Please keep the discussion on the mailing list rather than commenting on the wiki (wiki discussions get unwieldy fast).
Currently, we have two different flavours of Watermark Assigners: AssignerWithPunctuatedWatermarks and AssignerWithPeriodicWatermarks. Both of them extend from TimestampAssigner. This means that sources that want to support watermark assignment/extraction in the source need to support two separate interfaces, we have two operator implementations for the different flavours. Also, this makes features such as generic support for idleness detection more complicated to implemented because we again have to support two types of watermark assigners.

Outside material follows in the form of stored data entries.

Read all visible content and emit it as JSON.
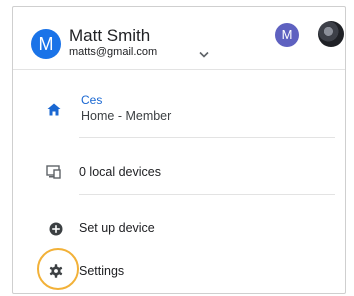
{
  "account": {
    "avatar_letter": "M",
    "name": "Matt Smith",
    "email": "matts@gmail.com",
    "secondary_avatar_letter": "M"
  },
  "home": {
    "title": "Ces",
    "subtitle": "Home - Member"
  },
  "devices": {
    "label": "0 local devices"
  },
  "menu": {
    "setup_label": "Set up device",
    "settings_label": "Settings"
  },
  "colors": {
    "accent": "#1a73e8",
    "home_link": "#1967d2",
    "secondary_avatar": "#5e61c0",
    "highlight_ring": "#f2b138"
  }
}
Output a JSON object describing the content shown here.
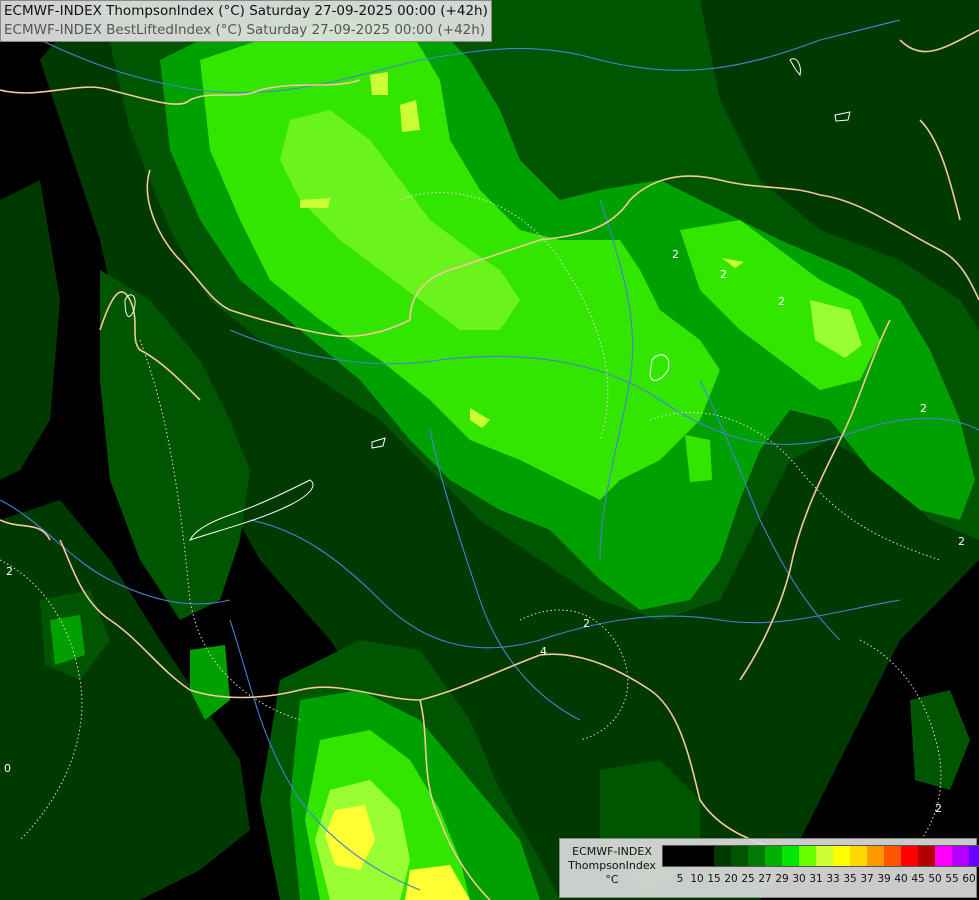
{
  "header": {
    "line1": "ECMWF-INDEX ThompsonIndex (°C) Saturday 27-09-2025 00:00 (+42h)",
    "line2": "ECMWF-INDEX BestLiftedIndex (°C) Saturday 27-09-2025 00:00 (+42h)"
  },
  "legend": {
    "model": "ECMWF-INDEX",
    "parameter": "ThompsonIndex",
    "unit": "°C",
    "ticks": [
      "5",
      "10",
      "15",
      "20",
      "25",
      "27",
      "29",
      "30",
      "31",
      "33",
      "35",
      "37",
      "39",
      "40",
      "45",
      "50",
      "55",
      "60"
    ],
    "colors": [
      "#000000",
      "#000000",
      "#000000",
      "#003a00",
      "#005500",
      "#007a00",
      "#00b000",
      "#00e600",
      "#66ff00",
      "#ccff33",
      "#ffff00",
      "#ffd700",
      "#ff9900",
      "#ff5500",
      "#ff0000",
      "#b40000",
      "#ff00ff",
      "#b400ff",
      "#6a00ff",
      "#0000ff"
    ]
  },
  "map": {
    "contour_labels": [
      "2",
      "2",
      "2",
      "2",
      "2",
      "2",
      "2",
      "2",
      "4",
      "0"
    ],
    "colors": {
      "background": "#000000",
      "border": "#f5c89a",
      "river": "#4a7fd4",
      "contour": "#dddddd"
    }
  }
}
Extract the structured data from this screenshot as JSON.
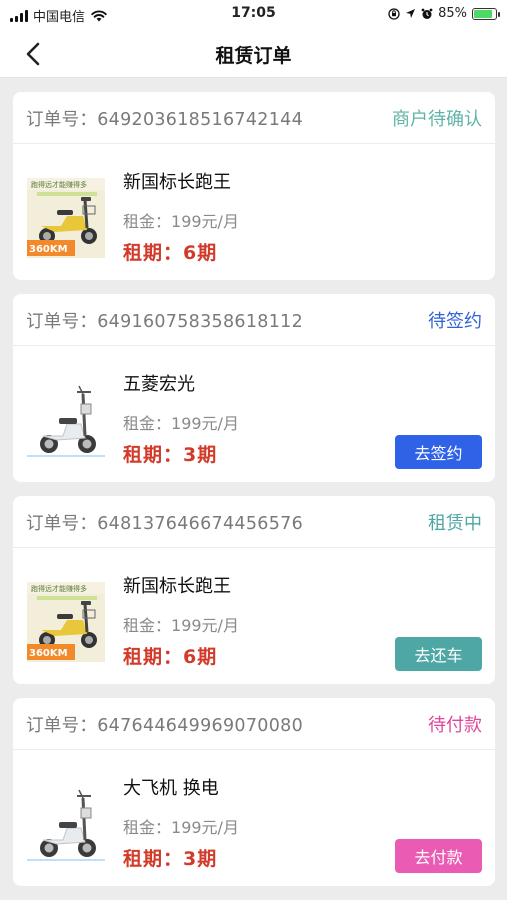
{
  "status_bar": {
    "carrier": "中国电信",
    "time": "17:05",
    "battery_percent": "85%",
    "battery_level": 0.85,
    "icons": [
      "signal-icon",
      "wifi-icon",
      "screen-lock-icon",
      "location-icon",
      "alarm-icon",
      "battery-icon"
    ]
  },
  "header": {
    "title": "租赁订单",
    "back_icon": "chevron-left-icon"
  },
  "order_no_label": "订单号：",
  "rent_label": "租金：",
  "period_label": "租期：",
  "orders": [
    {
      "order_no": "649203618516742144",
      "status": "商户待确认",
      "status_color": "#5fb3a8",
      "product_name": "新国标长跑王",
      "rent": "199元/月",
      "period": "6期",
      "image": "yellow-scooter-image",
      "action": ""
    },
    {
      "order_no": "649160758358618112",
      "status": "待签约",
      "status_color": "#2f62d8",
      "product_name": "五菱宏光",
      "rent": "199元/月",
      "period": "3期",
      "image": "white-scooter-image",
      "action": "去签约",
      "action_color": "#2f62e6"
    },
    {
      "order_no": "648137646674456576",
      "status": "租赁中",
      "status_color": "#4ea7a5",
      "product_name": "新国标长跑王",
      "rent": "199元/月",
      "period": "6期",
      "image": "yellow-scooter-image",
      "action": "去还车",
      "action_color": "#4ea7a5"
    },
    {
      "order_no": "647644649969070080",
      "status": "待付款",
      "status_color": "#e0479c",
      "product_name": "大飞机 换电",
      "rent": "199元/月",
      "period": "3期",
      "image": "white-scooter-image",
      "action": "去付款",
      "action_color": "#ea5cb4"
    }
  ],
  "colors": {
    "period_red": "#d23a2a",
    "background": "#ececec"
  }
}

In this FLIP we propose two things:
- Unify the Watermark Assigners into one Interface WatermarkGenerator
- Separate this new interface from the TimestampAssigner
The motivation for the first is to simplify future implementations and code duplication. The motivation for the second point is again code deduplication, most assigners currently have to extend from some base timestamp extractor or duplicate the extraction logic, or users have to override an abstract method of the watermark assigner to provide the timestamp extraction logic.
Additionally, we propose to add a generic wrapping WatermarkGenerator that provides idleness detection, i.e. it can mark a stream/partition as idle if no data arrives after a configured timeout.
The "unify and separate" part refers to the fact that we want to unify punctuated and periodic assigners but at the same time split the timestamp assigner from the watermark generator.
Finally, we want to add these new interfaces to flink-core to the existing org.apache.flink.api.common.eventtime package.
We are proposing the new TimestampAssigner and WatermarkGenerator interfaces as the basic new interfaces of this abstraction. On top of this, we're proposing WatermarkStrategy, which combines an assigner and a generator and is used in APIs and the plumbing to carry both of them together. We're also proposing the convenience class WatermarkStrategies for creating common strategies with default timestamp assigners.
We propose to add the new interfaces, along with wrapping code for the old interfaces to ensure compatibility. We need a new operator implementation for watermark extraction as well as adapt the KafkaConsumer to use the new WatermarkGenerator.
We will also need to add API methods to DataStream to allow users to specify the new interfaces for watermark generation.
The old extraction operators can be removed, we will only need the new extraction operator along with the wrapper WatermarkGenerator.
Compatibility, Deprecation, and Migration Plan
Existing user code will still work because we provide wrappers under the hood. The existing API methods will stay but we deprecate them and recommend using the new interfaces. The old interfaces should be deprecated in Flink 2.0.
Unit tests will be added for the new WatermarkGenerator implementations as well as generators. All existing ITCases and end-to-end tests will also test the new extraction logic because we want to remove the old extraction code in favour of the wrapping WatermarkGenerators.
We currently don't see alternatives, unifying the interfaces seems straightforward and will simplify implementation.